A decisão, tomada ontem pelo plenário do TCU, atinge ainda Claudio Luis da Silva Haddad, Fabio Colletti Barbosa e Gleuber Vieira, à época conselheiros da estatal que aprovaram o negócio.

De acordo com a decisão do TCU, o conselho aprovou a compra da refinaria com base em critérios “antieconômicos” que causaram um prejuízo de US$ 580 milhões à empresa.

Na decisão, o TCU dá 15 dias para os citados apresentarem suas defesas e devolveram aos cofres públicos o valor do prejuízo para evitarem a indisponibilidade dos bens.
A decisão afirma que o bloqueio será “pelo prazo de um ano “devendo esta medida alcançar os bens considerados necessários para garantir o integral ressarcimento do débito em apuração, ressalvados os bens financeiros necessários às suas subsistências, inclusive tratamentos de saúde, e dos familiares deles dependente”.
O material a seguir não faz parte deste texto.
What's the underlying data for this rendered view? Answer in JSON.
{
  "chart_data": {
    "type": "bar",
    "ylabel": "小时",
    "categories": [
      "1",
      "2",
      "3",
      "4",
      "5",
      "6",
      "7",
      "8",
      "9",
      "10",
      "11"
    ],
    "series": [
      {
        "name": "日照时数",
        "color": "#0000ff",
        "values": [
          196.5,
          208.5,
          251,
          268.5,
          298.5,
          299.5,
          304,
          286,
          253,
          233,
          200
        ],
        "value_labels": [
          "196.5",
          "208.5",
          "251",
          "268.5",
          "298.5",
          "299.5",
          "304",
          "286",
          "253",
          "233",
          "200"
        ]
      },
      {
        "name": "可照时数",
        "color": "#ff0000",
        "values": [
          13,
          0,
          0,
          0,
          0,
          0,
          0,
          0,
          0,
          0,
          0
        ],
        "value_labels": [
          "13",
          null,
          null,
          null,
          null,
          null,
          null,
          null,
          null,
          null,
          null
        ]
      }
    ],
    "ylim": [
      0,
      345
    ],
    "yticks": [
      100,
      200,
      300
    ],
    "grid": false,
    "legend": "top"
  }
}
Em seu voto, o ministro Vital do Rêgo afirma que houve “falta de zelo” do Conselho de Administração na análise do negócio. “Portanto, não se tem dúvida de que o Conselho contribuiu para a prática de gestão de ato antieconômico no que se refere à aquisição da primeira metade da refinaria”, diz o ministro.

Em 2014, quando questionada sobre os problemas na aquisição de Pasadena, a então presidente Dilma Rousseff afirmou que recebeu informações incompletas das diretorias da Petrobras responsáveis pela negociação, o que a induziu a aprovar o negócio. Na época da compra, Dilma era ministra da Casa Civil do governo Lula e presidente do Conselho da Petrobras.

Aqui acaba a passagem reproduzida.